A few years ago, a friend of mine asked me, “Do you believe God can heal your seizures?” My response was this: “Well, yes and I look forward to going to heaven.”
It was then when he began to explain Matthew 6:9-13
Pray then like this:
“Our Father in heaven,
hallowed be your name.
Your kingdom come,
your will be done,
on earth as it is in heaven.
Give us this day our daily bread,
and forgive us our debts,
as we also have forgiven our debtors.
And lead us not into temptation,
but deliver us from evil.
Then he asked me if I believed the Kingdom existed on earth, if so, can God heal me here.
It stuck in the back of my mind for a long time. No one ever taught me about His Kingdom being on earth. Jesus bought the Kingdom with Him, therefore the question comes to mind, why not? Why couldn’t God not heal me.

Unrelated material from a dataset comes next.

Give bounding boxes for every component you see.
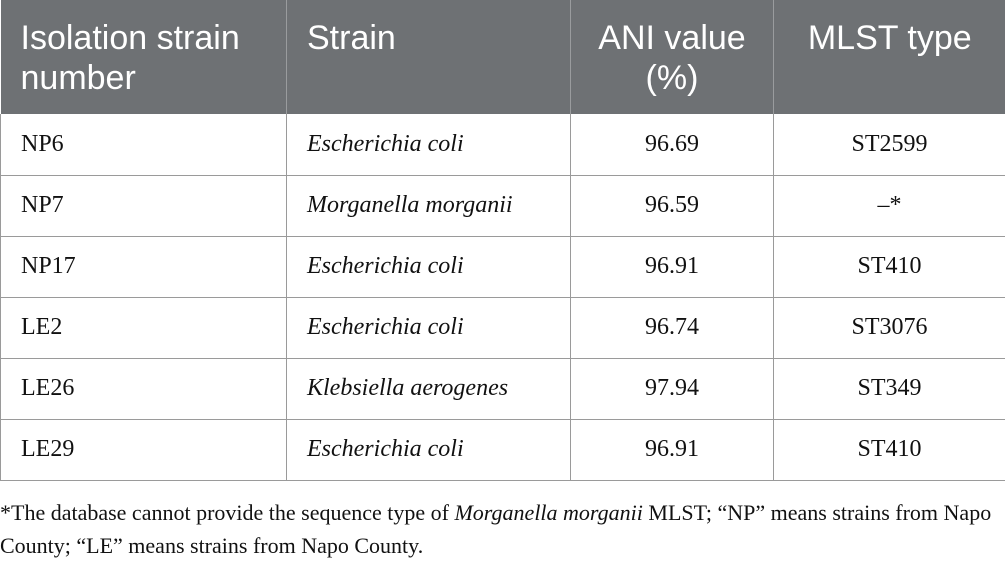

As I began to study the Word, I began to realize the power of speaking life. This meant I really needed to step out in faith and believe in something that I couldn’t see but also hope for something. Speaking life meant uttering words and believing God’s Kingdom had the power to heal my body.
I live in a community house with Youth With A Mission DC. It brings challenges in my spiritual life but also victory more than failures. In the last year, we would have meetings and the leaders would ask, who wants to go and pick up so and so. I would always be the first to raise my hand. But everyone knew about my seizures. It’s a stigma I have to live with. But I chose to speak life by putting my faith into action.
Saying I can drive (in D.C., you must be seizure free for 12 months before you can be approved for a drivers license). I haven’t been completely seizure free this year because I’ve had a fever a few times and sometimes happen while I sleep which is often out of my control. While people in my community ridicule, tease or brush me off, I raise my hand because I believe my God CAN heal.
Harper’s miraculous story reminds me of just that. She defeated death in so many ways. I should be dead and more times than I can count. But my time isn’t over on earth, just as her’s isn’t. Her parents faith were greatly tested, but only bought victory.
Do I let my seizures defeat me? I may have good and bad days but I don’t let it defeat me anymore. Why? Because Philippians 4:13 says: I can do all things through him who strengthens me.
With the power of faith, comes healing. Because He can heal and not just replace my body in heaven but also experience heaven here on earth.
Do you believe we can experience His Kingdom on earth?